By: Rick Zullo, Co-Founder & GP at Equal Ventures
At times, venture can feel like the least structured form of professional investment approaches. The availability of data is sparse (especially at the earliest stages), its agency is far lower than private equity and its liquidity limitations (often over a decade!) can lead to incredibly long feedback cycles before determining what is and isn’t successful. I’ve been public about how I believe this leads to the many faults of our industry — namely around bias and momentum chasing — both of which I believe inhibit the greatest aspect of our industry: the ability to empower economic mobility in a way that no other asset class can.
While even the greatest venture investors will attribute their success to luck, the consistency of returns amongst the top investors is evident. It’s not just luck when you’re an investor that is consistently investing in amazing companies at the earliest stages. While early success certainly makes it easier to win subsequent opportunities, I’m a fervent believer that there are better “pickers” than others — those who can develop independent conviction in opportunities that are non-consensus. Finding opportunity where others don’t see it requires more than a crystal ball — it requires work! As I witness the best investors in the VC asset class, they put in this work to consistently see greatness where others don’t. Yes, they win consensus “hot” deals as well, but even those opportunities require them to develop a premium on their conviction.
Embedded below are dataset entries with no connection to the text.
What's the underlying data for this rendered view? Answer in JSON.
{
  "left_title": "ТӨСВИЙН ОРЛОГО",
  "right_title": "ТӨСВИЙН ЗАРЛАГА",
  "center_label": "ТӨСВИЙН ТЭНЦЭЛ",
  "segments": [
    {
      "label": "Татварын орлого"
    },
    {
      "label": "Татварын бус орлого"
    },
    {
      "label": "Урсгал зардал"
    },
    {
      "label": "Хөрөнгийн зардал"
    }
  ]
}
Developing that type of conviction requires a way to structure thoughts despite incredibly unstructured data — that’s done through mental models.
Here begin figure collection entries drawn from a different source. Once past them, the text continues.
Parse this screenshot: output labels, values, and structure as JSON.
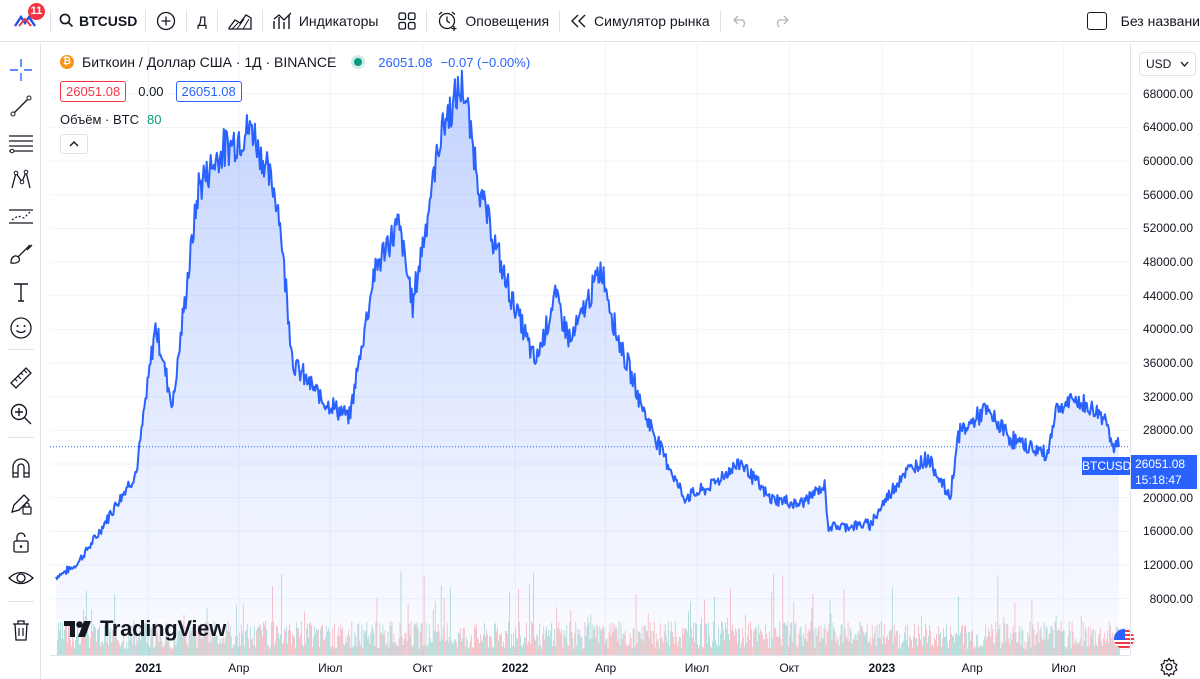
{
  "toolbar": {
    "notifications_count": "11",
    "symbol": "BTCUSD",
    "interval": "Д",
    "indicators_label": "Индикаторы",
    "alerts_label": "Оповещения",
    "replay_label": "Симулятор рынка",
    "layout_name": "Без названи"
  },
  "legend": {
    "title": "Биткоин / Доллар США · 1Д · BINANCE",
    "price": "26051.08",
    "change": "−0.07 (−0.00%)",
    "bid": "26051.08",
    "spread": "0.00",
    "ask": "26051.08",
    "volume_label": "Объём · BTC",
    "volume_value": "80"
  },
  "price_scale": {
    "currency": "USD",
    "last_price": "26051.08",
    "countdown": "15:18:47",
    "symbol_tag": "BTCUSD"
  },
  "watermark": "TradingView",
  "colors": {
    "line": "#2962ff",
    "area_top": "#2962ff",
    "volume_up": "#089981",
    "volume_down": "#f23645",
    "accent": "#2962ff"
  },
  "chart_data": {
    "type": "area",
    "title": "Биткоин / Доллар США · 1Д · BINANCE",
    "series": [
      {
        "x": [
          "2020-10-01",
          "2020-10-20",
          "2020-11-10",
          "2020-12-01",
          "2020-12-20",
          "2021-01-08",
          "2021-01-25",
          "2021-02-20",
          "2021-03-13",
          "2021-04-14",
          "2021-05-10",
          "2021-05-25",
          "2021-06-22",
          "2021-07-20",
          "2021-08-14",
          "2021-09-07",
          "2021-09-21",
          "2021-10-20",
          "2021-11-10",
          "2021-11-28",
          "2021-12-20",
          "2022-01-21",
          "2022-02-10",
          "2022-02-25",
          "2022-03-28",
          "2022-04-12",
          "2022-05-10",
          "2022-06-18",
          "2022-07-10",
          "2022-08-14",
          "2022-09-10",
          "2022-10-10",
          "2022-11-05",
          "2022-11-09",
          "2022-12-20",
          "2023-01-21",
          "2023-02-16",
          "2023-03-10",
          "2023-03-18",
          "2023-04-14",
          "2023-05-12",
          "2023-06-15",
          "2023-06-23",
          "2023-07-13",
          "2023-08-14",
          "2023-08-18",
          "2023-08-25"
        ],
        "values": [
          10600,
          11900,
          15300,
          19500,
          23000,
          40500,
          31000,
          57000,
          61000,
          64000,
          55000,
          36000,
          31800,
          29500,
          47000,
          52600,
          43000,
          64000,
          69000,
          56000,
          46700,
          36000,
          44000,
          38500,
          47300,
          39500,
          30000,
          20000,
          21000,
          24300,
          20000,
          19200,
          21300,
          16500,
          16800,
          22700,
          24800,
          20000,
          27500,
          30400,
          26800,
          25100,
          30500,
          31600,
          29300,
          26000,
          26051
        ]
      }
    ],
    "ylim": [
      7000,
      70000
    ],
    "yticks": [
      "8000.00",
      "12000.00",
      "16000.00",
      "20000.00",
      "24000.00",
      "28000.00",
      "32000.00",
      "36000.00",
      "40000.00",
      "44000.00",
      "48000.00",
      "52000.00",
      "56000.00",
      "60000.00",
      "64000.00",
      "68000.00"
    ],
    "xticks": [
      {
        "label": "2021",
        "date": "2021-01-01",
        "bold": true
      },
      {
        "label": "Апр",
        "date": "2021-04-01"
      },
      {
        "label": "Июл",
        "date": "2021-07-01"
      },
      {
        "label": "Окт",
        "date": "2021-10-01"
      },
      {
        "label": "2022",
        "date": "2022-01-01",
        "bold": true
      },
      {
        "label": "Апр",
        "date": "2022-04-01"
      },
      {
        "label": "Июл",
        "date": "2022-07-01"
      },
      {
        "label": "Окт",
        "date": "2022-10-01"
      },
      {
        "label": "2023",
        "date": "2023-01-01",
        "bold": true
      },
      {
        "label": "Апр",
        "date": "2023-04-01"
      },
      {
        "label": "Июл",
        "date": "2023-07-01"
      }
    ],
    "grid": true,
    "volume_pane": true
  }
}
Kenneth Craik proposed the concept that individuals use “mental models” to “anticipate events, reason, and form explanations”, but it was Charlie Munger who popularized their application in the investing world, implying that he used a latticework of different mental models — essentially an integrated system of different mental models — to inform his investment perspectives. While value investing and venture investing are different disciplines, the best venture investors of the last decade all have their constructs for evaluating investment opportunities — some of which are based on popularized emerging concepts like the power of network effects and others of which were likely home grown.
While process can inhibit some, I’ve personally found that as these mental models work together more synchronously, I move faster in my decisions, develop conviction more independently and, broadly speaking, make far better decisions. These models have empowered my thinking by making me far more focused on asking the “right questions,” rather than attempting to get every last piece of information. Our team shares many mental models with each other (we’ve published our open sourced our voting form), but each investor on our team possesses their own latticework of models (each as unique as a snowflake) and will contribute new mental models that influence our collective decision making prowess. We’ve written about some of these mental models (including building capabilities, measuring moats, and the disruptive potential of platform conglomerates) and will share further as they evolve.
The beauty of these models working together is that it creates an approach that is wholly original to YOU — anyone can leverage content readily/publicly available to everyone and the combination, integration and weighting of these models in any given decision will always be unique to the individual. While I’m not particularly smart, studying the mental models of more seasoned and successful investors has been the single most influential factor in my professional growth as an investor. I didn’t have the opportunity to learn under the wings of Charlie Munger, Michael Porter, Bruce Greenwald, Michael Mauboussin, Bill Gurley, Roger Ehrenberg or Fred Wilson, but thanks to what they’ve written and what others have written about them, I’ve been able to develop my own latticework of mental models based on their work. As I get deeper into my learnings, I feel the influence of the models in every investment decision I make — in many ways, it feels like they are around the table of our partner meetings (wouldn’t that be a sight!). You don’t need an MBA to learn these lessons, all you need is a library card and a laptop. Knowledge is power and these insider lessons are more available than they’ve ever been, making the playing field a lot more open for all of us.
While the venture environment is as wild as it ever has been (and that’s likely to persist), I’m not one to leave the fate of our dollars and our companies to throwing darts at a board. Learning from these models is my best bet for creating structure out of the insanity to develop independent conviction, rather than just chasing the same shiny objects as the herd. Plenty of our fate will be left to chance, but I believe these models are our firm’s best bet to roll the dice favorably, rather than letting the dice roll us.